Did you know that the most commonly used word for cat in Switzerland is the French word “chat?” Did you also know that the definition of the word cat in Switzerland is dinner? At least, according to a BBC survey and animal rights group SOS Chats Noiraigue, approximately 3 percent of Swiss people think it is.

Could you, like, not?



The group is trying to get a government imposed ban on the consumption of domesticated animals in the country on the heels of their successful push to ban the sale of cat fur. While the sale of cat and dog meat is already illegal (which is more than can be said for many U.S. states), there are no protections in place for the private culling of the animals most people consider family members. Basically, if you’re hard pressed for a new dinner idea one night, it’s perfectly cool to invite Mr. Mittens to the table in a non-guest capacity.

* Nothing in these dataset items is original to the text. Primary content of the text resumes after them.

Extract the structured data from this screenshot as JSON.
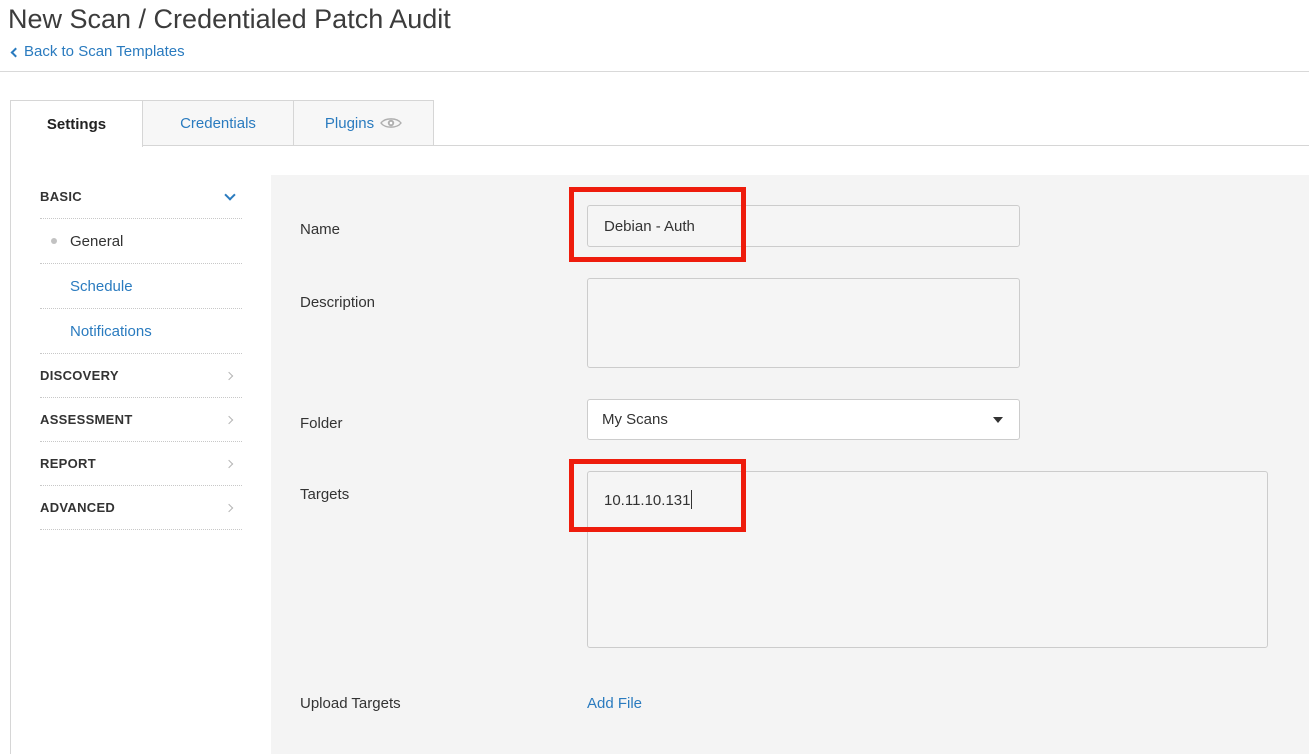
{
  "header": {
    "title": "New Scan / Credentialed Patch Audit",
    "back_label": "Back to Scan Templates"
  },
  "tabs": [
    {
      "label": "Settings",
      "active": true
    },
    {
      "label": "Credentials",
      "active": false
    },
    {
      "label": "Plugins",
      "active": false,
      "icon": "eye-icon"
    }
  ],
  "sidebar": {
    "sections": [
      {
        "label": "BASIC",
        "expanded": true,
        "icon": "caret-down-icon"
      },
      {
        "label": "DISCOVERY",
        "icon": "caret-right-icon"
      },
      {
        "label": "ASSESSMENT",
        "icon": "caret-right-icon"
      },
      {
        "label": "REPORT",
        "icon": "caret-right-icon"
      },
      {
        "label": "ADVANCED",
        "icon": "caret-right-icon"
      }
    ],
    "basic_items": [
      {
        "label": "General",
        "current": true
      },
      {
        "label": "Schedule",
        "current": false
      },
      {
        "label": "Notifications",
        "current": false
      }
    ]
  },
  "form": {
    "name_label": "Name",
    "name_value": "Debian - Auth",
    "description_label": "Description",
    "description_value": "",
    "folder_label": "Folder",
    "folder_value": "My Scans",
    "targets_label": "Targets",
    "targets_value": "10.11.10.131",
    "upload_label": "Upload Targets",
    "add_file_label": "Add File"
  },
  "colors": {
    "link": "#2a7bbf",
    "highlight": "#ee1c0c",
    "panel_bg": "#f4f4f4"
  }
}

What do I think about that? Here, lemme show ya.

Pan Tip


While debate rages on about how often this actually happens and how high the numbers of regular cat and dog consumers really are, it brings up fascinating points. For one, a 2013 survey placed consumption of meat in the country that would fall into the “other” category (meat that is not derived from beef, veal, pork, sheep, goats, horse, poultry rabbits or game) at roughly 1 percent (or 240 tons) of total meat consumption. While this sounds like a better number than 3 percent of the total population of Switzerland (that would be roughly 242, 430 people. That’s a lot of pets, people), the relief is short lived when you notice that horse meat is consumed to the tune of 4598 tons per year.

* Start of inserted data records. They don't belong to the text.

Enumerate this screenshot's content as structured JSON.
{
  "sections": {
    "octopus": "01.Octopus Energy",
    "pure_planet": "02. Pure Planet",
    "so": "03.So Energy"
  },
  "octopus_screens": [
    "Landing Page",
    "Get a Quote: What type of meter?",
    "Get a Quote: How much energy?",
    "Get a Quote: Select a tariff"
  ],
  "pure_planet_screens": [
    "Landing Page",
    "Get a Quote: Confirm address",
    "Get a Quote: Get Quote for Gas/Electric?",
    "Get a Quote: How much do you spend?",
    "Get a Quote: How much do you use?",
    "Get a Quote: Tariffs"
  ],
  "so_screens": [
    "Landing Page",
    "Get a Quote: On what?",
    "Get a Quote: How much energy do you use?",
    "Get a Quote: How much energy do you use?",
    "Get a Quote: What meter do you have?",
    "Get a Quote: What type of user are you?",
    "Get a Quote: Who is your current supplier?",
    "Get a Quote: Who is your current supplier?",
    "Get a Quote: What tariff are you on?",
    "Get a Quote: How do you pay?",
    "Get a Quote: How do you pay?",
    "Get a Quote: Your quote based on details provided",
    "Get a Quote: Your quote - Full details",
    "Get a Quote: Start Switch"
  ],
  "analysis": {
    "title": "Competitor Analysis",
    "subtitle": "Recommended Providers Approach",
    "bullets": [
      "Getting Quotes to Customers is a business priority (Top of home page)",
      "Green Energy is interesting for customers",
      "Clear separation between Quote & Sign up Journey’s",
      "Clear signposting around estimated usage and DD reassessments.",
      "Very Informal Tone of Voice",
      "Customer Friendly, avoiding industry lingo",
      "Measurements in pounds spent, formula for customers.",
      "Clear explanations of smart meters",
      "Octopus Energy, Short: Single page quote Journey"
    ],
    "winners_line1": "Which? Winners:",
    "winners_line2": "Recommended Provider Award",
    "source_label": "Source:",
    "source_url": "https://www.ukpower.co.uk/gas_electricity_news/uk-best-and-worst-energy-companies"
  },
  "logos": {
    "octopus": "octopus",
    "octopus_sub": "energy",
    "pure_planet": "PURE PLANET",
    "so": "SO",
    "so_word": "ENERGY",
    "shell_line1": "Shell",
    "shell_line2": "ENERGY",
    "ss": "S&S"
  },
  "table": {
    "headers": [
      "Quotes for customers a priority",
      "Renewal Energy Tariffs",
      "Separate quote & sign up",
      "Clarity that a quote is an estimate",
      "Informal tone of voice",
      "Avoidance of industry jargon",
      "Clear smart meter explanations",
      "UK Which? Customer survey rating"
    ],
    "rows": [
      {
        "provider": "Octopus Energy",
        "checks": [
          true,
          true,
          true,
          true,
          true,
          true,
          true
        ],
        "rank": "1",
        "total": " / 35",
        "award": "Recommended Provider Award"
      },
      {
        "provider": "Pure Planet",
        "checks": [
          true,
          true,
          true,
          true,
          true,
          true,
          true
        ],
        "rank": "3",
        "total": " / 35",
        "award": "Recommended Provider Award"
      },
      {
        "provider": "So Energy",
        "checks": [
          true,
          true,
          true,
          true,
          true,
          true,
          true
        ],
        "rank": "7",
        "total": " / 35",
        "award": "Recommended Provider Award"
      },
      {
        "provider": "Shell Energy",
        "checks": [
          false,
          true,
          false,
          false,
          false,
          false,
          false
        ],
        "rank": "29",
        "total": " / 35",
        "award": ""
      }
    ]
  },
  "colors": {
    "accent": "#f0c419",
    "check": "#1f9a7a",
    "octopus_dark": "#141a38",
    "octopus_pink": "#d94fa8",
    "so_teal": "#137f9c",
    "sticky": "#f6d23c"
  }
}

Well, this just gets better and better, doesn’t it?

Horse Nation


This begs the question, why do we consider some animals food and some friends? Why is it considered abhorrent to kill one animal for the dinner table, while extolling the intelligence, friendliness and loyalty of another? While the consumption of cats and dogs largely happens in more rural areas as a part of Christmas traditions or as a folk remedy for rheumatism (sorry, but who in the world dreamed that one up? “Man, my knee hurts. Oh, I know, let’s eat Betsy?!”), the fact remains that there are people who see nothing wrong with eating any type of animal. When asked about the cat and dog meat issue in 2012, a farmer located in Switzerland’s Rhine Valley said, “There is nothing odd about it. Meat is meat.”

Oddly, we agree with him on part of his point. Meat is meat, or more specifically, an animal is an animal. Be it a cat, dog, horse, cow, turkey, chicken, pig, etc. All animals have intelligence, feel pain and experience the wide gamut of emotions like happiness, fear and sadness that we do. The verdict is still out on whether or not the ban for private consumption will be imposed in Switzerland, but until it is (which we fervently hope for, by the way), we need to take a look at this issue in the context of the larger one as well.


This story would be bizarre anywhere, but it seems especially out of place for Switzerland. Considering their whole stance on non-interference and their lack of participation in any war since 1815, the peacefulness of the country seems in direct opposition to taking the whole, “it’s so cute I could eat it,” concept to a disturbing level. Our opinion? They should keep their focus on the fine chocolate and leave dogs and cats alone…and horses. Leave them alone too.